Çanakkale Savaşı’ndan, Kurtuluş Savaşı’ndan, Cumhuriyet kuruluşundan, Köy Enstitüleri’nden de alınacak çok dersler var… Bu dersler bizim geleceğimizi nasıl ve neyin üstüne kurmamız gerektiğine dair çok önemli ipuçları, çok önemli anahtarlar da sağlamaktadır.

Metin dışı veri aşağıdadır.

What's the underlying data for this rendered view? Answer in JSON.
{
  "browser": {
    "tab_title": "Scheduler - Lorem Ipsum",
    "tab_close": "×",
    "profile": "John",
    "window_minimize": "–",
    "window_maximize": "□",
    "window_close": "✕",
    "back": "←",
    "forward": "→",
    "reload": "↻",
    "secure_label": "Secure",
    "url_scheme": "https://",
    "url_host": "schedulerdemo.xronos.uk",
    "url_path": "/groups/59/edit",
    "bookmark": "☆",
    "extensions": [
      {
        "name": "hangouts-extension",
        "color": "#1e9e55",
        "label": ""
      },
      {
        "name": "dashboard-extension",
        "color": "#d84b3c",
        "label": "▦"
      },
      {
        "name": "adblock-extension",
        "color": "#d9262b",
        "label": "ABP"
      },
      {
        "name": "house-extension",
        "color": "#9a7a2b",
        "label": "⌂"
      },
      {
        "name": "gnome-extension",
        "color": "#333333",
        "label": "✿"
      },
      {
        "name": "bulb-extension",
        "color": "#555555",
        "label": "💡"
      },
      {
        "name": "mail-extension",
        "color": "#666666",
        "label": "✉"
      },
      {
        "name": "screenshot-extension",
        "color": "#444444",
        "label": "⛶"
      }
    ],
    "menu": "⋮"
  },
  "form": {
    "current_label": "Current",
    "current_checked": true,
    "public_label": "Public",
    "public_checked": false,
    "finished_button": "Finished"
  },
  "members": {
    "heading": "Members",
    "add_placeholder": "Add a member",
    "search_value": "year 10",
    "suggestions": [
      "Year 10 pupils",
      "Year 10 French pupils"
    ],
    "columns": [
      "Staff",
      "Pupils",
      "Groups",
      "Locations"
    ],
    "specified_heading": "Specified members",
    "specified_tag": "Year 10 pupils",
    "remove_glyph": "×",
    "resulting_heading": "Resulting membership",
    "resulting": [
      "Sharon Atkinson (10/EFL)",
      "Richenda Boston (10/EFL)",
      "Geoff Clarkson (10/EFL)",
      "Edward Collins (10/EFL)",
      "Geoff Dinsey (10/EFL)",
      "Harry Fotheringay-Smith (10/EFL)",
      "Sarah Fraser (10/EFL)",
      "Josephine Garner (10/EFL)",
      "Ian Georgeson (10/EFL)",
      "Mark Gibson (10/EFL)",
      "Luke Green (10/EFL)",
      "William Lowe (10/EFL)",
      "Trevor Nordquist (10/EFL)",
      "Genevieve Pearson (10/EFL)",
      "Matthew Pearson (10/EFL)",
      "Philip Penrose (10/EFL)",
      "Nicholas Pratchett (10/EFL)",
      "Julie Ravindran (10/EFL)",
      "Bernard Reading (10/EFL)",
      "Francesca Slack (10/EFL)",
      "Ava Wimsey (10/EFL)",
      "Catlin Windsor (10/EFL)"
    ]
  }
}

Yurdunu savunurken kol kola, omuz omuza can vermiş yoksul insanlarımızın, üretici köylümüzün değerini bilemediğimiz sürece içinde bulunduğumuz zor durumdan kurtulabilmemiz epeyce zor görülüyor… Savaşların sınıfsal yüzü ve edebiyata yansıyan farklı cepheleri geleceğimizi de aydınlatmaktadır. “Romanlarımızda Kurtuluş Savaşı ve Kadınlarımız” adlı kitapta, Çanakkale’de başlayan o kutsal kavgayı farklı yönleriyle aydınlatmaya çalışmıştım.
Selam olsun İngiliz emperyalizminin üzerimize sürdüğü Yeni Zelandalı, Avustralyalı Anzak askerlerinin analarına “onlar bizim çocuklarımızla koyun koyuna yatıyor, silin artık gözyaşlarınızı” diyebilen insancıl, barışçı kahraman Gazi Mustafa Kemal Atatürk’e.
Selam olsun Çanakkale’nin adsız şehitlerine.